No, sorry, I'm not talking about Video Splitter's UI. I'm talking about
video chapters for the exported video output. It's an XML file embedded in MP4 or MKV that basically sets up bookmarks for the video track. You're probably getting a bad translation of the term, because I'm sure you must know what I'm talking about. They're used by every single DVD, Blu-ray, or even most YouTube videos.

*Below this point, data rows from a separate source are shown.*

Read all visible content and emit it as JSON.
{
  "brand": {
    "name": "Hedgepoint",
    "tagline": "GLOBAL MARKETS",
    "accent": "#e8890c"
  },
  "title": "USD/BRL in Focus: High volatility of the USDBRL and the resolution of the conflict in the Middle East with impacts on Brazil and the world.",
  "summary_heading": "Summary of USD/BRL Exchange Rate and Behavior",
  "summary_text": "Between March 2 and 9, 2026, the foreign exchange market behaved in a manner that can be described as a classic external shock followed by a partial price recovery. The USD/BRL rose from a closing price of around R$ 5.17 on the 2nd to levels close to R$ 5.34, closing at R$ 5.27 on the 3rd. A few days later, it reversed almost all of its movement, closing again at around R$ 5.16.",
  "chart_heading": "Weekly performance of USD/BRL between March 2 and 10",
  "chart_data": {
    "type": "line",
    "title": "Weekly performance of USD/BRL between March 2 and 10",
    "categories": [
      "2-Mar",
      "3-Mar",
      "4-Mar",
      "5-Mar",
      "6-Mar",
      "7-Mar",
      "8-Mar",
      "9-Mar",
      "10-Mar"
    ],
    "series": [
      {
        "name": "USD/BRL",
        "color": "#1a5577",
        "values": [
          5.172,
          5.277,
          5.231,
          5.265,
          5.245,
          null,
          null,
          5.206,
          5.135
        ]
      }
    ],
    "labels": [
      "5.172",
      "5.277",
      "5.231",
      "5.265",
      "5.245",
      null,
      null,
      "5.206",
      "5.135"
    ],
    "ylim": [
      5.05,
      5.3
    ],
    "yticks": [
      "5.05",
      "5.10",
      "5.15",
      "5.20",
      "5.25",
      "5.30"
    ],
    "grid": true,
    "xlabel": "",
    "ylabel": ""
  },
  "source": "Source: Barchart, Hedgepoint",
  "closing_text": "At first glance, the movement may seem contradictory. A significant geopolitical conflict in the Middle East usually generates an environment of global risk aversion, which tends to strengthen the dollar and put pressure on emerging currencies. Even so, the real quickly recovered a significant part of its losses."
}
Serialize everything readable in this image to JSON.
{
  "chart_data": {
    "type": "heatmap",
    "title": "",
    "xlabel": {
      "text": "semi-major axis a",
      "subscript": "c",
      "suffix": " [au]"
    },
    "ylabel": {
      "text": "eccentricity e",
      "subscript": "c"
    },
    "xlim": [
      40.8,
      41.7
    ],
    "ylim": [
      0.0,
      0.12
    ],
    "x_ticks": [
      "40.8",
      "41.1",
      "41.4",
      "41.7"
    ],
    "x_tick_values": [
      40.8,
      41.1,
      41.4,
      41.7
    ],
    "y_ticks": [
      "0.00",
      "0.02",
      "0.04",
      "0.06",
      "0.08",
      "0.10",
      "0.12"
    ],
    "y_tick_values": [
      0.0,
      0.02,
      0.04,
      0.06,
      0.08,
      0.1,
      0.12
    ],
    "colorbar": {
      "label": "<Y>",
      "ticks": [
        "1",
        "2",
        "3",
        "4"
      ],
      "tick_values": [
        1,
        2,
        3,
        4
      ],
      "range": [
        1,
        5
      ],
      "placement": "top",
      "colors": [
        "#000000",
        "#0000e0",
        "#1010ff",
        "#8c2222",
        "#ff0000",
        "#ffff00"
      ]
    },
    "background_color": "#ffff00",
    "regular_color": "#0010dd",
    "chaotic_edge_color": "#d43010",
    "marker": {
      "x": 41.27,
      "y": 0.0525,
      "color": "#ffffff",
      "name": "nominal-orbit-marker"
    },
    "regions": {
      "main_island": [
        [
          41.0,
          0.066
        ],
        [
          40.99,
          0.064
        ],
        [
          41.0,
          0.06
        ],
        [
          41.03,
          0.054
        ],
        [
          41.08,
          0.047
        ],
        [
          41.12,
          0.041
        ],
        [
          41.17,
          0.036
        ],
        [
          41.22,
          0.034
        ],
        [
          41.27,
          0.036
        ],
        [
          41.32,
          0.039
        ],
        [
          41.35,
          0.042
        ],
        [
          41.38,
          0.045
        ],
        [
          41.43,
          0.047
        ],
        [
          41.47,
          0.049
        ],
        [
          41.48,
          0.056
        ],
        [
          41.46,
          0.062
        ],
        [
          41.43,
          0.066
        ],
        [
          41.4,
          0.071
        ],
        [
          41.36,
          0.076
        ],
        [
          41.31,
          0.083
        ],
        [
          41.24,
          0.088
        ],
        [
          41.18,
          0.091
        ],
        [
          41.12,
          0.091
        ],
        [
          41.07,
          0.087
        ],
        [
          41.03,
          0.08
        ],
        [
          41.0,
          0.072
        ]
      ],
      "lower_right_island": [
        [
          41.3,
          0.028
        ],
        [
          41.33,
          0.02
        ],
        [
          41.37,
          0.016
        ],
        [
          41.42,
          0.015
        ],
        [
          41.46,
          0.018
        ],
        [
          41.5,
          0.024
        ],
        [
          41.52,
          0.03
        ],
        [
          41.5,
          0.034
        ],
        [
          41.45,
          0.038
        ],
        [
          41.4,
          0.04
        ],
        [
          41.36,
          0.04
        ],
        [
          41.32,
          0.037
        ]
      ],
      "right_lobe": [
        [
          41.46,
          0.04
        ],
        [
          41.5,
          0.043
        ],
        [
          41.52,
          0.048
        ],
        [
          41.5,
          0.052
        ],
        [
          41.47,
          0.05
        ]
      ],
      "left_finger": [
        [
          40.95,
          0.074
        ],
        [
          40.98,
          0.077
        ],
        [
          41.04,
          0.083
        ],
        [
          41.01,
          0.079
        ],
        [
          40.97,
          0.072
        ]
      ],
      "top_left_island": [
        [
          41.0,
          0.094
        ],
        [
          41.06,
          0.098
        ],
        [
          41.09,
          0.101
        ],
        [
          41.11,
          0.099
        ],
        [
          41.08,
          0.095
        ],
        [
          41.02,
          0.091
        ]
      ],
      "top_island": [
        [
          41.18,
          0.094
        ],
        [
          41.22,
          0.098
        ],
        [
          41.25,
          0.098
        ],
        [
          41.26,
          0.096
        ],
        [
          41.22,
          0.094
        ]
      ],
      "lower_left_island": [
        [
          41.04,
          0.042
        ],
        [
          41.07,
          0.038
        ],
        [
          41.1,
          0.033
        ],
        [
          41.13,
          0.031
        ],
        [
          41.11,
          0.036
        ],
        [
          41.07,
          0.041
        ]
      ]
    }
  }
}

Anyway, if you ever used MKVToolNix GUI, you may know the idea. MKVToolNix also has a merge option to append multiple video segments (similar to Video Splitter's Batch Manager), but in its settings there's a ~"Generate One Chapter per Each Appended File" option, which automatically creates chapters at every single merge point for the video output. So for example, if you merged three 15-sec long segments into a 45-second-long video, it would generate two chapters at <ChapterTimeStart>00:15:00.000</ChapterTimeStart> and <ChapterTimeStart>00:30:00.000</ChapterTimeStart> to indicate the beginning timestamps for both appended segments.
What I was asking was whether that was something you could do in Video Splitter as an optional "Generate Chapters at Cut/Merge Points" setting in "Save Media File As..." So, for another example, if I took a video and cut out a segment at 00:01:20;05, it would generate a chapter file with <ChapterTimeStart>00:01:20.288</ChapterTimeStart> for the moment in the video where the segment was cut. If took a precisely 1-min long segment and appended another one to it, it would generate <ChapterTimeStart>00:60:00.000</ChapterTimeStart> at the merge point, and so on. It should be pretty easy to do, since you already have the timestamps for the markers and it would mostly be converting the starting cut's marker time format from 100ns units into the hh:mm:ss.ms chapter text. For video containers that support chapters (MKV, MP4), the generated chapter file could be automatically merged into the container. For those that don't (AVI, MPEG, etc.), the chapter files could just be generated as separate XML files and placed next to the output.
I sometimes make dozens, if not hundreds of cuts in a single project, and the ability to quickly jump and test the output at a cut point is pretty essential. You may want to make sure that there are no issues with the audio (some cuts occasionally result in audio bugs), or that the cut doesn't include any unwanted frames, or that there are no visible problems with the video in case of non-keyframe cuts. If you think you could add at least some basic support for this in the future, I'd grab a Business edition while it's on sale right away. Thanks.